Call for law to curb increase in house rents

QNE
QNE
Discuss here!
Start a discussion
Qatar-real-estate-outlook-2014

With authorities intensifying efforts to strictly implement the ban on illegal partitioning of villas, calls have been made to find a mechanism to prevent a possible hike in house rents following the move.

A Central Municipal Council (CMC) member has called for a new law to curb a prohibitive hike in rents while some real estate experts have said partitioning of villas should be allowed with some regulations.

The real estate sector is expecting a steep hike in house rents following the government move which could aggravate the existing shortage in residential space.

According to Mishal Al Dahnim, Councillor from Al Hilal, the government should control rents. “Earlier, there were laws which effectively controlled rents. Rents should not be left to supply and demand. Supply is much less compared to demand and will lead to an unprecedented crisis,” Al Arab daily quoted Al Dahnim as saying.

Until 2022, demand will continue to increase and supply cannot cope with it with the rising number of expat workers, he said. “There must be a law to control rents and any increase should not be more than 10 percent every two years.”

Expansion of residential space in Al Khor and Al Wakra will be a future solution if undertaken by a government-backed developer. If it is left to private investors and developers, exploitation will continue, he said.

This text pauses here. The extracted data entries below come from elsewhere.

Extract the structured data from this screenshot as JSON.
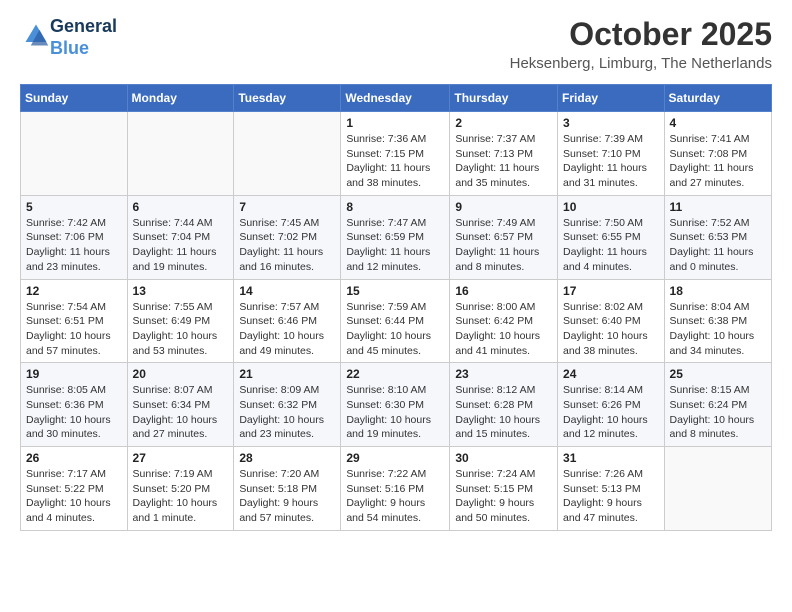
{
  "header": {
    "logo_line1": "General",
    "logo_line2": "Blue",
    "month": "October 2025",
    "location": "Heksenberg, Limburg, The Netherlands"
  },
  "days_of_week": [
    "Sunday",
    "Monday",
    "Tuesday",
    "Wednesday",
    "Thursday",
    "Friday",
    "Saturday"
  ],
  "weeks": [
    [
      {
        "day": "",
        "info": ""
      },
      {
        "day": "",
        "info": ""
      },
      {
        "day": "",
        "info": ""
      },
      {
        "day": "1",
        "info": "Sunrise: 7:36 AM\nSunset: 7:15 PM\nDaylight: 11 hours and 38 minutes."
      },
      {
        "day": "2",
        "info": "Sunrise: 7:37 AM\nSunset: 7:13 PM\nDaylight: 11 hours and 35 minutes."
      },
      {
        "day": "3",
        "info": "Sunrise: 7:39 AM\nSunset: 7:10 PM\nDaylight: 11 hours and 31 minutes."
      },
      {
        "day": "4",
        "info": "Sunrise: 7:41 AM\nSunset: 7:08 PM\nDaylight: 11 hours and 27 minutes."
      }
    ],
    [
      {
        "day": "5",
        "info": "Sunrise: 7:42 AM\nSunset: 7:06 PM\nDaylight: 11 hours and 23 minutes."
      },
      {
        "day": "6",
        "info": "Sunrise: 7:44 AM\nSunset: 7:04 PM\nDaylight: 11 hours and 19 minutes."
      },
      {
        "day": "7",
        "info": "Sunrise: 7:45 AM\nSunset: 7:02 PM\nDaylight: 11 hours and 16 minutes."
      },
      {
        "day": "8",
        "info": "Sunrise: 7:47 AM\nSunset: 6:59 PM\nDaylight: 11 hours and 12 minutes."
      },
      {
        "day": "9",
        "info": "Sunrise: 7:49 AM\nSunset: 6:57 PM\nDaylight: 11 hours and 8 minutes."
      },
      {
        "day": "10",
        "info": "Sunrise: 7:50 AM\nSunset: 6:55 PM\nDaylight: 11 hours and 4 minutes."
      },
      {
        "day": "11",
        "info": "Sunrise: 7:52 AM\nSunset: 6:53 PM\nDaylight: 11 hours and 0 minutes."
      }
    ],
    [
      {
        "day": "12",
        "info": "Sunrise: 7:54 AM\nSunset: 6:51 PM\nDaylight: 10 hours and 57 minutes."
      },
      {
        "day": "13",
        "info": "Sunrise: 7:55 AM\nSunset: 6:49 PM\nDaylight: 10 hours and 53 minutes."
      },
      {
        "day": "14",
        "info": "Sunrise: 7:57 AM\nSunset: 6:46 PM\nDaylight: 10 hours and 49 minutes."
      },
      {
        "day": "15",
        "info": "Sunrise: 7:59 AM\nSunset: 6:44 PM\nDaylight: 10 hours and 45 minutes."
      },
      {
        "day": "16",
        "info": "Sunrise: 8:00 AM\nSunset: 6:42 PM\nDaylight: 10 hours and 41 minutes."
      },
      {
        "day": "17",
        "info": "Sunrise: 8:02 AM\nSunset: 6:40 PM\nDaylight: 10 hours and 38 minutes."
      },
      {
        "day": "18",
        "info": "Sunrise: 8:04 AM\nSunset: 6:38 PM\nDaylight: 10 hours and 34 minutes."
      }
    ],
    [
      {
        "day": "19",
        "info": "Sunrise: 8:05 AM\nSunset: 6:36 PM\nDaylight: 10 hours and 30 minutes."
      },
      {
        "day": "20",
        "info": "Sunrise: 8:07 AM\nSunset: 6:34 PM\nDaylight: 10 hours and 27 minutes."
      },
      {
        "day": "21",
        "info": "Sunrise: 8:09 AM\nSunset: 6:32 PM\nDaylight: 10 hours and 23 minutes."
      },
      {
        "day": "22",
        "info": "Sunrise: 8:10 AM\nSunset: 6:30 PM\nDaylight: 10 hours and 19 minutes."
      },
      {
        "day": "23",
        "info": "Sunrise: 8:12 AM\nSunset: 6:28 PM\nDaylight: 10 hours and 15 minutes."
      },
      {
        "day": "24",
        "info": "Sunrise: 8:14 AM\nSunset: 6:26 PM\nDaylight: 10 hours and 12 minutes."
      },
      {
        "day": "25",
        "info": "Sunrise: 8:15 AM\nSunset: 6:24 PM\nDaylight: 10 hours and 8 minutes."
      }
    ],
    [
      {
        "day": "26",
        "info": "Sunrise: 7:17 AM\nSunset: 5:22 PM\nDaylight: 10 hours and 4 minutes."
      },
      {
        "day": "27",
        "info": "Sunrise: 7:19 AM\nSunset: 5:20 PM\nDaylight: 10 hours and 1 minute."
      },
      {
        "day": "28",
        "info": "Sunrise: 7:20 AM\nSunset: 5:18 PM\nDaylight: 9 hours and 57 minutes."
      },
      {
        "day": "29",
        "info": "Sunrise: 7:22 AM\nSunset: 5:16 PM\nDaylight: 9 hours and 54 minutes."
      },
      {
        "day": "30",
        "info": "Sunrise: 7:24 AM\nSunset: 5:15 PM\nDaylight: 9 hours and 50 minutes."
      },
      {
        "day": "31",
        "info": "Sunrise: 7:26 AM\nSunset: 5:13 PM\nDaylight: 9 hours and 47 minutes."
      },
      {
        "day": "",
        "info": ""
      }
    ]
  ]
}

Real estate expert Zayed Al Khayarin said a temporary solution to the rents issue is to allow partitioning of villas and other residential spaces but the government has to put in place a mechanism to regulate it. “The government cannot fix or control rents because it cannot impose prices on private real estate owners. The only thing the state can do is provide additional residential units through its real estate firms to influence prices and subsidise construction materials to reduce costs.”

Hamad Ali Al Merri, another expert, said the government’s development plans had had a negative impact on the market since old residential areas had been demolished and reconstruction needed years to complete.

The decision to implement the ban has also pushed up prices because real estate owners are exploiting the situation. “Partitioning of villas should be allowed after getting guarantees from real estate owners and tenants on the use of electricity and facilities.”